Не веря своим глазам, человек подошел вплотную, коснулся стекла, потом собственного лица.
Это было зеркало.
Человек сполз по стене на корочки и взялся за голову. Значит, это отражение. Значит, лицо — мое… Значит, я вернулся в чужое тело…
Надо полагать, нормального человека подобное умозаключение отправило бы в нокаут. Но тот, кого любой из участников вчерашней операции в Мэрилендском банке без колебаний назвал бы агентом Уиллисом, на удивление легко смирился с бредовой мыслью. Больше того — он продолжал размышлять, и ему нельзя было отказать в определенной логике: «Если я оказался в чужом теле, значит, мое собственное находится где-то еще. Бесхозное. То есть мертвое. И скорее всего, его следует искать в морге. В морге при госпитале. Где это может быть?..»
Человек сдернул с вешалки куртку и выскользнул в коридор.
Чертовски странно смотреть на собственное тело, находясь вне его. Не на фотографию, не на телевизионное изображение, не на скульптуру даже. Овальное лицо, обрамленное короткой бородкой на французский манер. Никогда не видел его под таким углом… Сеточка морщин вокруг глаз — никогда не обращал не них внимания. Но ведь они едва различимы. И сейчас-то заметил лишь потому, что вглядывался в каждую черточку — ведь это прощание. Можно попробовать вывернуть голову и внимательно рассмотреть собственный затылок. Нет, не получится — мышцы того тела, которое провело ночь в морозильной камере, порядком застыли. Можно обменяться с собой рукопожатием: «Привет, Уоррен! А я теперь… А кто я теперь? Как меня теперь зовут? Неважно. Это я выясню. Сейчас мне надо сделать одну очень важную вещь. Ты уж извини, приятель, но я в тебя не вернусь, а мне кое-что надо».
Человек приподнял зеленую прорезиненную простыню, откинул угол, с усилием разогнул — уже не в воображении, а на самом деле — руку… собственного тела, не так ли? Нервный смешок сорвался с его губ.

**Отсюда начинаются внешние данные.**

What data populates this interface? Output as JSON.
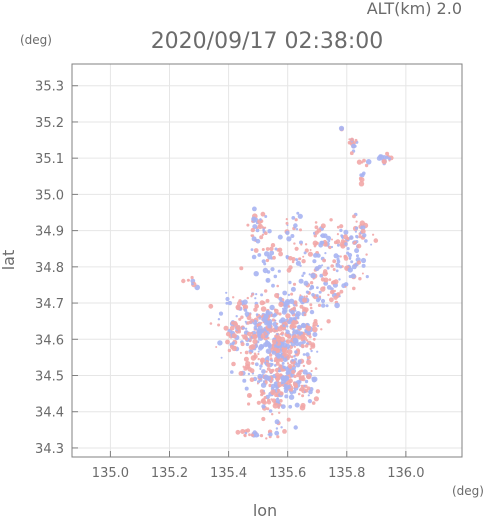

На холодном, как авторучка на морозе, пальце тускло сияло обручальное кольцо. Человек попытался снять его. Ничего не получилось. Конечно, кольцо давно вросло в его плоть. Но плоть должна остаться здесь, в морозильнике, а ему самому надо уходить. Еще один нервный смешок исказил лицо. Человек обернулся, прищурился, осматриваясь. Подошел к рабочему столу хирурга, выдвинул ящик, позвенел никелированными железками, выбирая подходящий инструмент… Выбрал. Вернулся.
Промерзшая рука по-прежнему оставалась на весу, в том же положении. Наверное точно так же она торчала бы из сугроба, похоронившего неудачливого скалолаза. Ну что ж. Пятидесятый калибр — тоже своего рода стихийное бедствие.
Человек примерился секатором к застывшей руке. Стиснул губы. Еще сильнее.
С сухим треском сломался ледяной сустав.
Муниципальный госпиталь
Аннаполис, штат Мэриленд
22 декабря 1994
четверг
10:40
Один из операционных залов отвели под следственные мероприятия, поскольку госпитальный морг под них приспособить не удалось. Малдер, которому пришлось добираться из Александрии через Штаб-квартиру в Вашингтоне, появился позже всех. Дана с надеждой спросила:
— Есть какие-то новости об Уиллисе?
— Единственная информация, которой располагает полиция, прежняя: пропал без вести. На работе не появлялся, дома не ночевал. По пути сюда я слышал что-то о расчленении.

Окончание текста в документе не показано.